After the Wedding (The Worth Saga #2)

After the Wedding (The Worth Saga #2)

Courtney MIlan



Chapter One


Surrey County, England, 1867





Lady Camilla Worth had dreamed of marriage ever since she was twelve years of age and had been shunted off to the first family who reluctantly took her in.

Marriage? She had quickly learned not to be persnickety in her choice of fantasies. It didn’t have to be marriage.

When she was younger, she had used to imagine that one of the girls whose acquaintance she made—however briefly—would become her devoted friend, and they would swear a lifelong loyalty to one another. When she lived in Gloucester, she daydreamed about becoming a companion—no, an almost-granddaughter—to an elderly woman who lived three houses down.

“What would I ever do without you, Camilla?” old Mrs. Marsdell would say after Camilla learned to crochet properly and thereby wormed her way into her heart.

But old Mrs. Marsdell had never stopped frowning at Camilla suspiciously, no matter how well she crocheted, and Camilla had been packed up and sent off to another family before she had a chance to charm anyone.

One person was all she had ever wanted. One person, just one, who promised not to leave her. She didn’t need love. She didn’t need wealth. After packing her bags nine times and boarding trains, braving swaying carts—or even once, walking seven miles with her aging valise in tow—after nine separate residences, she would have settled for tolerance and a promise that she would at least have a place to stay.

Of course she also hoped for marriage as she grew older. Hope had always whispered sweet and promising words to her, and she always gave in.

She stopped think of marriage the way children did, dreaming of white knights and declarations of undying adoration and houses to look over and china and linen to purchase. She hoped for it in the most basic possible terms.

She wanted someone to choose her. She wanted not to be sent away again. Her husband didn’t need to love her; he just needed to say, “We should stay together for the rest of our lives.”

Hope was forever beckoning, and having allowed herself to hope for so little, she had believed that surely she could not be disappointed.

It just went to show: Fate had a sense of humor, and she was a capricious bitch.

For here Camilla stood on her wedding day—wedding night, really. Her gown was not white, as Victoria’s had been, and really shouldn’t be called a gown, as tiny down feathers still clung to it from when she’d aired the bedding. Her hands were so dry they caught on the rough fabric of her apron; her throat was parched. She had no trousseau packed in trunks, no idea what sort of home—if any—awaited her.

She was getting married and still her dream eluded her.

Her groom’s face was hidden in the shadows.

Late as this wedding was on this particular night, a few candles lit in the nave did more to cast shadows than shed illumination. He adjusted his cuffs. The linen fabric gleamed white against the brown of his skin, and seemed whiter still when he folded his arms in disapproval. She couldn’t see his full expression in the darkness, but his eyebrows made grim slashes of unhappy resignation.

It might have been romantic—for versions of romantic that conflated foolhardy with fun—to marry a man she had known for scarcely three days.

What Camilla knew of her groom was not terrible.

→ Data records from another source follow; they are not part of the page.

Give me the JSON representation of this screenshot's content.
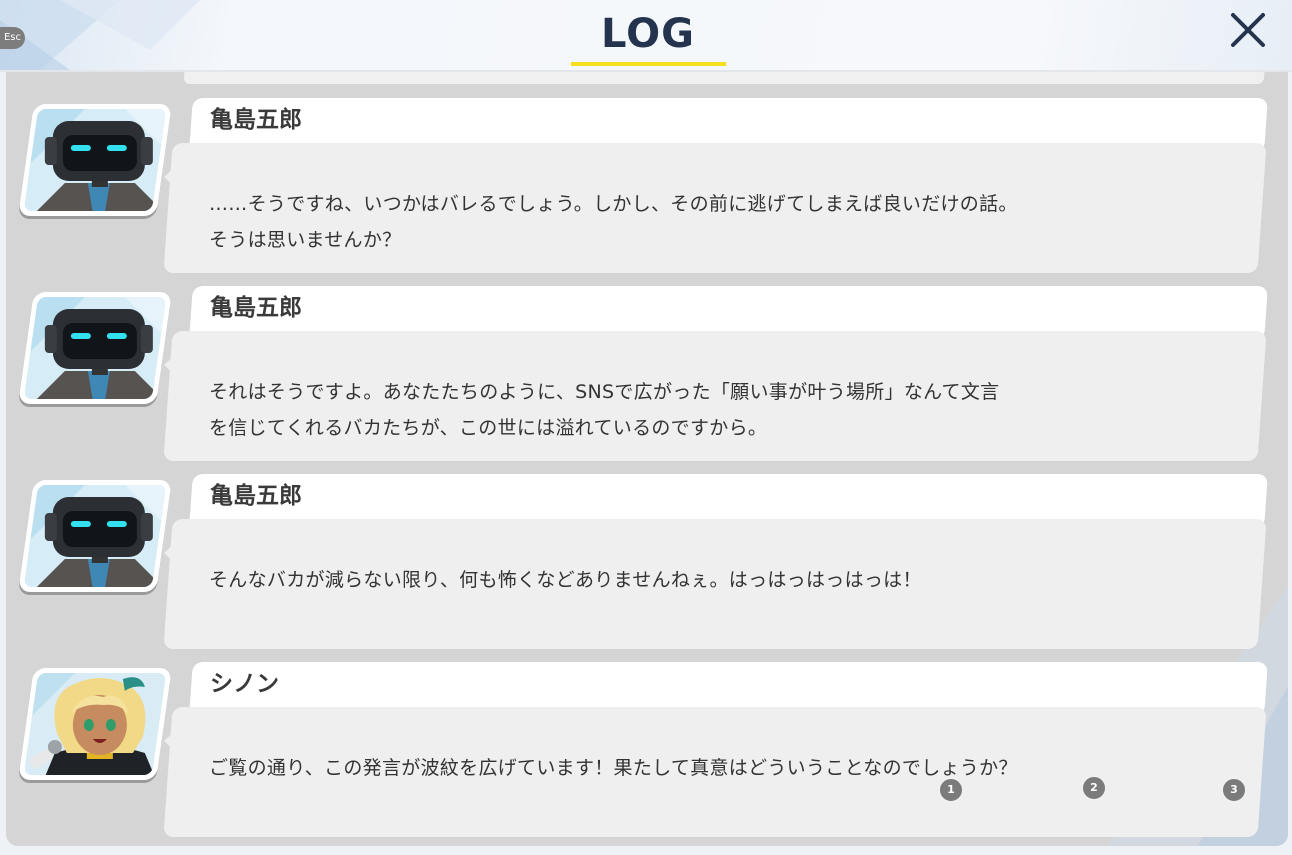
{
  "header": {
    "title": "LOG",
    "esc_label": "Esc",
    "close_icon": "close-x-icon",
    "underline_color": "#f5df1e",
    "title_color": "#24344f"
  },
  "entries": [
    {
      "speaker": "亀島五郎",
      "avatar": "robot-head-avatar",
      "lines": [
        "……そうですね、いつかはバレるでしょう。しかし、その前に逃げてしまえば良いだけの話。",
        "そうは思いませんか？"
      ]
    },
    {
      "speaker": "亀島五郎",
      "avatar": "robot-head-avatar",
      "lines": [
        "それはそうですよ。あなたたちのように、SNSで広がった「願い事が叶う場所」なんて文言",
        "を信じてくれるバカたちが、この世には溢れているのですから。"
      ]
    },
    {
      "speaker": "亀島五郎",
      "avatar": "robot-head-avatar",
      "lines": [
        "そんなバカが減らない限り、何も怖くなどありませんねぇ。はっはっはっはっは！",
        ""
      ]
    },
    {
      "speaker": "シノン",
      "avatar": "blonde-girl-avatar",
      "lines": [
        "ご覧の通り、この発言が波紋を広げています！果たして真意はどういうことなのでしょうか？",
        ""
      ]
    }
  ],
  "page_markers": [
    "1",
    "2",
    "3"
  ]
}
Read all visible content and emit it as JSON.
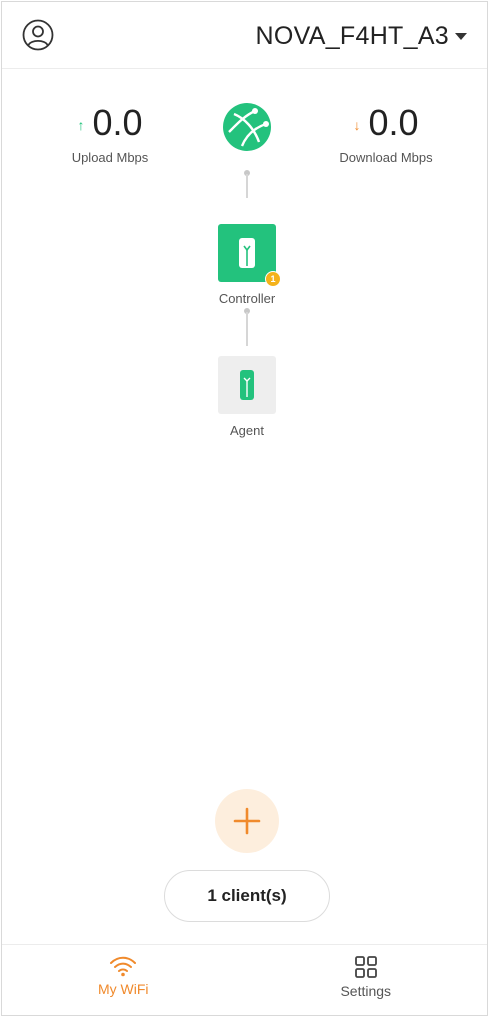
{
  "header": {
    "network_name": "NOVA_F4HT_A3",
    "avatar_icon": "user-circle-icon",
    "dropdown_icon": "caret-down-icon"
  },
  "speeds": {
    "upload": {
      "value": "0.0",
      "label": "Upload Mbps",
      "arrow": "↑",
      "icon": "arrow-up-icon",
      "color": "#1ec27a"
    },
    "download": {
      "value": "0.0",
      "label": "Download Mbps",
      "arrow": "↓",
      "icon": "arrow-down-icon",
      "color": "#f08a2c"
    }
  },
  "internet": {
    "icon": "globe-icon",
    "color": "#23c27d"
  },
  "topology": {
    "controller": {
      "label": "Controller",
      "badge": "1",
      "icon": "router-icon",
      "color": "#23c27d"
    },
    "agent": {
      "label": "Agent",
      "icon": "router-icon"
    }
  },
  "add_button": {
    "icon": "plus-icon",
    "color": "#f08a2c"
  },
  "clients_button": {
    "label": "1 client(s)"
  },
  "nav": {
    "items": [
      {
        "label": "My WiFi",
        "icon": "wifi-icon",
        "active": true
      },
      {
        "label": "Settings",
        "icon": "grid-icon",
        "active": false
      }
    ]
  },
  "colors": {
    "accent": "#f08a2c",
    "primary": "#23c27d"
  }
}
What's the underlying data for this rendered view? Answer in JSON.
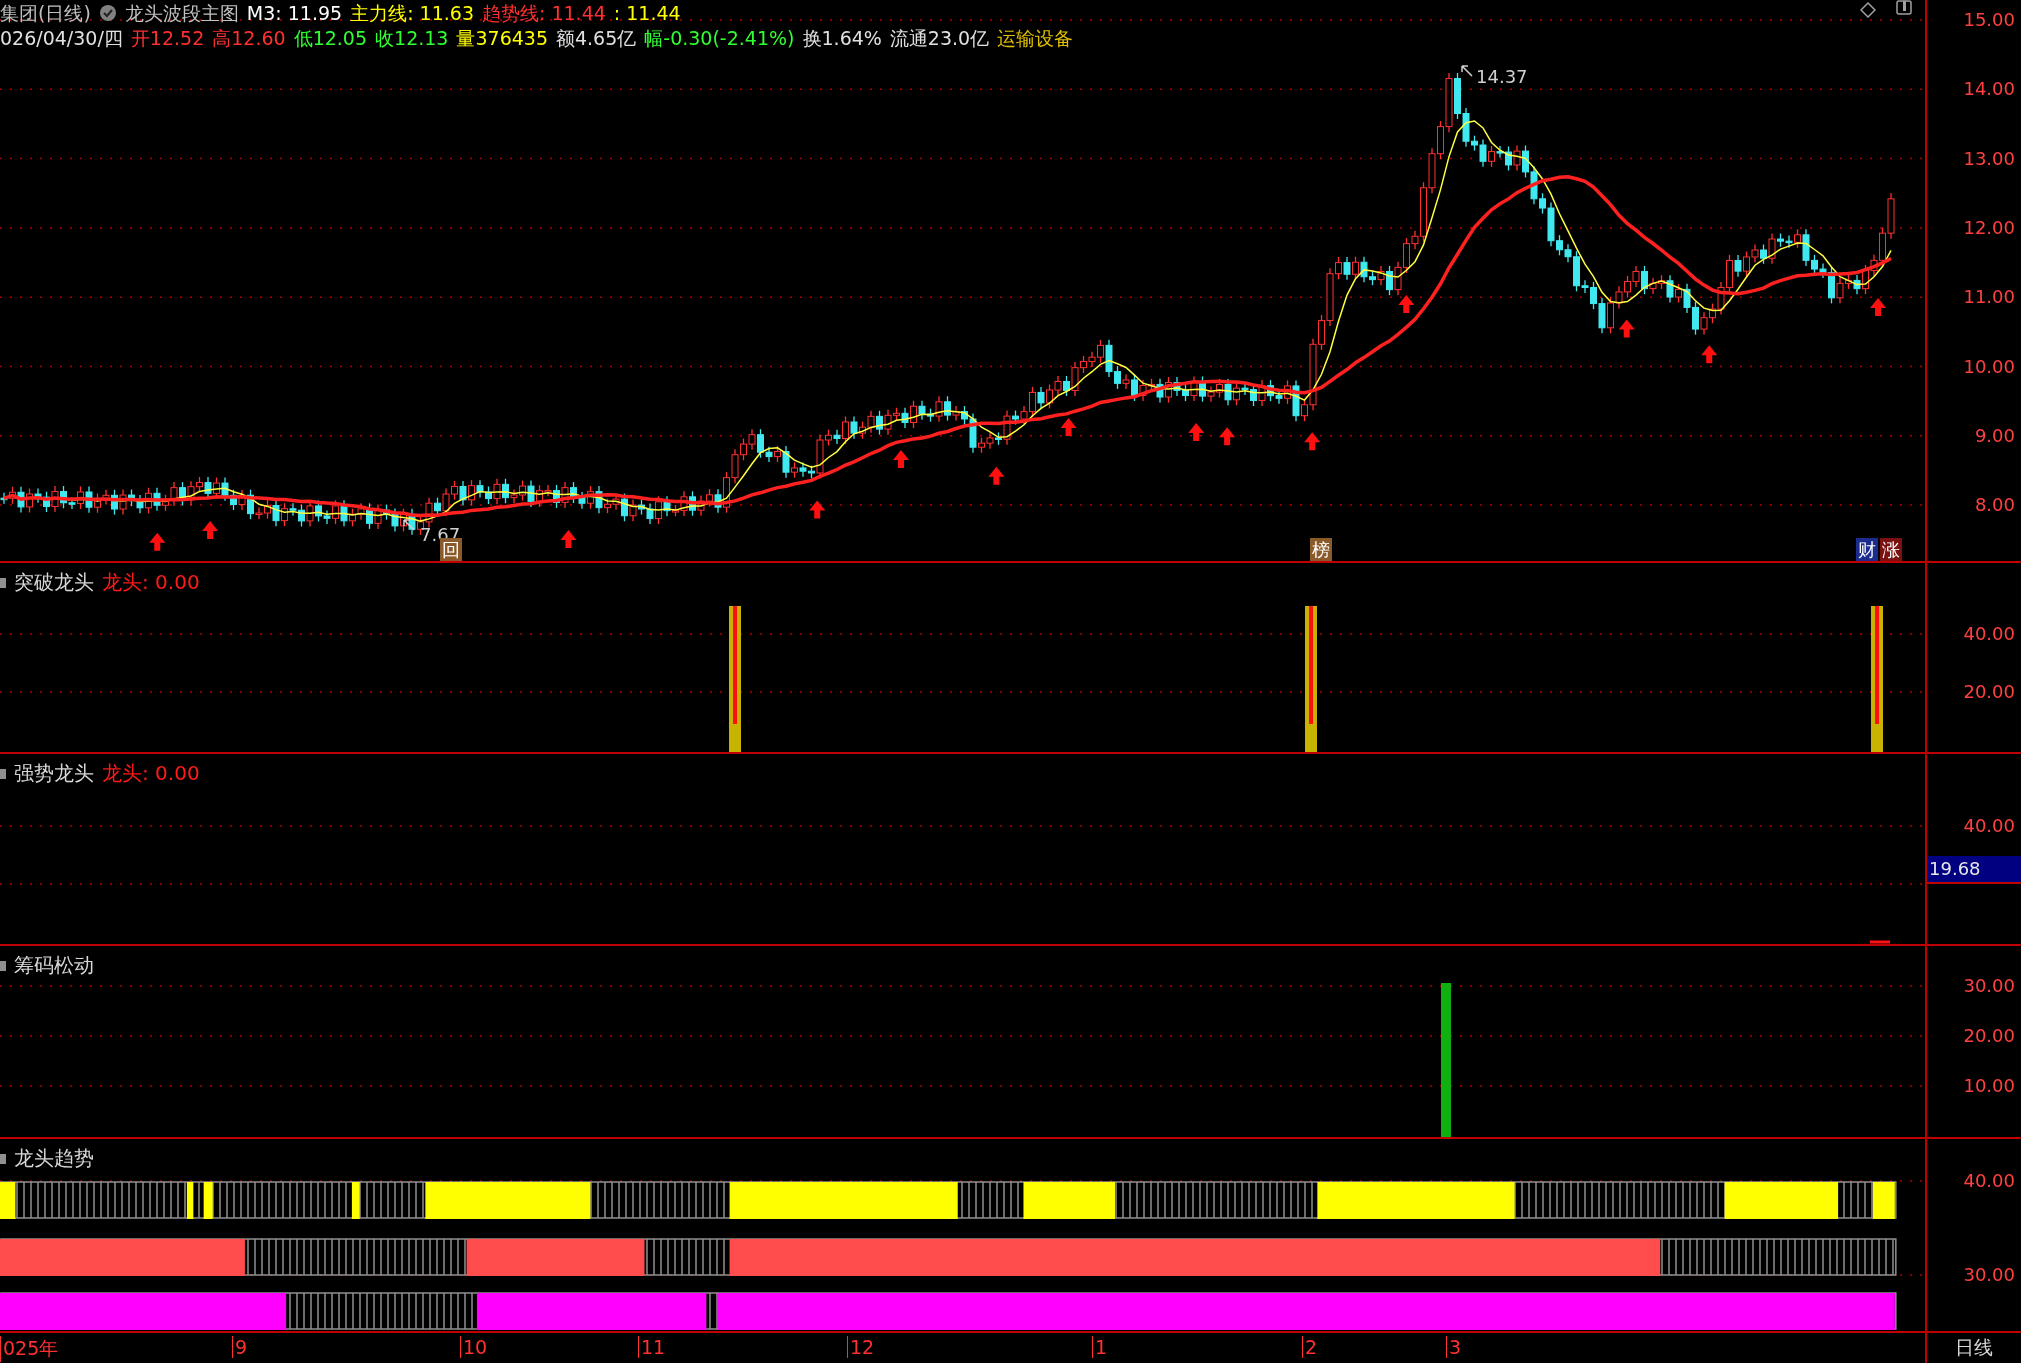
{
  "header": {
    "line1": [
      {
        "text": "集团(日线)",
        "color": "#c0c0c0"
      },
      {
        "text": "龙头波段主图",
        "color": "#c0c0c0"
      },
      {
        "text": "M3: 11.95",
        "color": "#ffffff"
      },
      {
        "text": "主力线: 11.63",
        "color": "#ffff00"
      },
      {
        "text": "趋势线: 11.44",
        "color": "#ff3030"
      },
      {
        "text": ": 11.44",
        "color": "#ffff00"
      }
    ],
    "line2": [
      {
        "text": "026/04/30/四",
        "color": "#e0e0e0"
      },
      {
        "text": "开12.52",
        "color": "#ff3030"
      },
      {
        "text": "高12.60",
        "color": "#ff3030"
      },
      {
        "text": "低12.05",
        "color": "#30ff30"
      },
      {
        "text": "收12.13",
        "color": "#30ff30"
      },
      {
        "text": "量376435",
        "color": "#ffff00"
      },
      {
        "text": "额4.65亿",
        "color": "#e0e0e0"
      },
      {
        "text": "幅-0.30(-2.41%)",
        "color": "#30ff30"
      },
      {
        "text": "换1.64%",
        "color": "#e0e0e0"
      },
      {
        "text": "流通23.0亿",
        "color": "#e0e0e0"
      },
      {
        "text": "运输设备",
        "color": "#e0c000"
      }
    ]
  },
  "main_chart": {
    "ticks": [
      "15.00",
      "14.00",
      "13.00",
      "12.00",
      "11.00",
      "10.00",
      "9.00",
      "8.00"
    ],
    "high_label": "14.37",
    "low_label": "7.67",
    "markers": [
      {
        "text": "回",
        "color": "#8b5a2b"
      },
      {
        "text": "榜",
        "color": "#8b5a2b"
      },
      {
        "text": "财",
        "color": "#1c2c8c"
      },
      {
        "text": "涨",
        "color": "#7a1010"
      }
    ]
  },
  "panels": [
    {
      "title": "突破龙头",
      "value": "龙头: 0.00",
      "ticks": [
        "40.00",
        "20.00"
      ]
    },
    {
      "title": "强势龙头",
      "value": "龙头: 0.00",
      "ticks": [
        "40.00"
      ],
      "cursor_value": "19.68"
    },
    {
      "title": "筹码松动",
      "ticks": [
        "30.00",
        "20.00",
        "10.00"
      ]
    },
    {
      "title": "龙头趋势",
      "ticks": [
        "40.00",
        "30.00"
      ]
    }
  ],
  "date_axis": {
    "labels": [
      "025年",
      "9",
      "10",
      "11",
      "12",
      "1",
      "2",
      "3"
    ],
    "period": "日线"
  }
}
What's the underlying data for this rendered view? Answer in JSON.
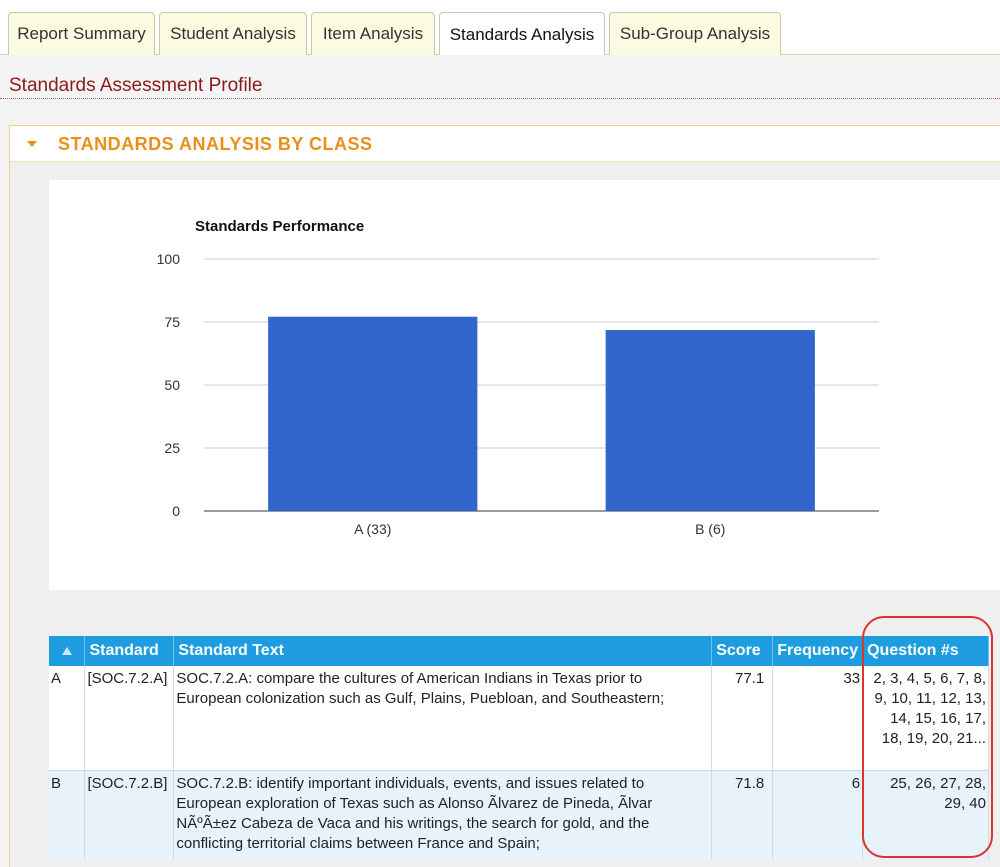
{
  "tabs": [
    {
      "label": "Report Summary",
      "active": false
    },
    {
      "label": "Student Analysis",
      "active": false
    },
    {
      "label": "Item Analysis",
      "active": false
    },
    {
      "label": "Standards Analysis",
      "active": true
    },
    {
      "label": "Sub-Group Analysis",
      "active": false
    }
  ],
  "page": {
    "title": "Standards Assessment Profile"
  },
  "panel": {
    "title": "STANDARDS ANALYSIS BY CLASS"
  },
  "chart_data": {
    "type": "bar",
    "title": "Standards Performance",
    "categories": [
      "A (33)",
      "B (6)"
    ],
    "values": [
      77.1,
      71.8
    ],
    "ylim": [
      0,
      100
    ],
    "yticks": [
      0,
      25,
      50,
      75,
      100
    ],
    "bar_color": "#3366cc",
    "grid": true
  },
  "table": {
    "headers": [
      "Standard",
      "Standard Text",
      "Score",
      "Frequency",
      "Question #s"
    ],
    "rows": [
      {
        "key": "A",
        "standard": "[SOC.7.2.A]",
        "text": "SOC.7.2.A: compare the cultures of American Indians in Texas prior to European colonization such as Gulf, Plains, Puebloan, and Southeastern;",
        "score": "77.1",
        "frequency": "33",
        "questions": "2, 3, 4, 5, 6, 7, 8, 9, 10, 11, 12, 13, 14, 15, 16, 17, 18, 19, 20, 21..."
      },
      {
        "key": "B",
        "standard": "[SOC.7.2.B]",
        "text": "SOC.7.2.B: identify important individuals, events, and issues related to European exploration of Texas such as Alonso Ãlvarez de Pineda, Ãlvar NÃºÃ±ez Cabeza de Vaca and his writings, the search for gold, and the conflicting territorial claims between France and Spain;",
        "score": "71.8",
        "frequency": "6",
        "questions": "25, 26, 27, 28, 29, 40"
      }
    ]
  }
}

He’d been kind to her. He had made her laugh. He had even—once—touched her arm and made her heart flutter.

It might have been romantic, but for one not-so-little thing.

“Adrian Hunter,” Bishop Lassiter was saying. “Do you take Camilla Winters to be your wife? Will you love her, comfort her, honor and protect her, and forsaking all others, be faithful to her as long as you both shall live?”

She would have overlooked the lack of a gown, a trousseau, almost anything. God knew she had given up hope of such luxury. She would have forgiven anything except…

“No,” said her groom.

Anything except this: Just like everyone else in the world, her intended didn’t want her.

The moment felt like a distant dream. It was happening to someone else, someone very, very far away, someone standing in Camilla’s body and feeling Camilla’s feelings.

Behind Mr. Hunter, Rector Miles lifted the pistol. He didn’t quite aim it at her reluctant groom; he held it askew, angled in the vague direction of the man in a way that managed to be a threat without quite amounting to a promise. His hands gleamed white on the barrel; the flickering light made his fingers look like maggots writhing on the tarnished steel.

“That’s not the way this is done,” the rector said calmly. “You will agree and you will sign the book, damn your eyes.”

“I do this under duress.” His words sounded clipped and harsh. “I do not consent.”

Camilla couldn’t even call him her intended. Intent on both their parts was woefully lacking.

“I’m sorry,” Camilla whispered.

He didn’t hear her. Or maybe he heard and didn’t care to respond.

She wouldn’t have minded so much if he didn’t love her. She didn’t want white lace and wedding cake. But this wasn’t marriage, not really. She’d stayed with her uncle, then his cousins, then…well, she could recite the chain of people who had not wanted her around until her eyes stung and their faces blurred together.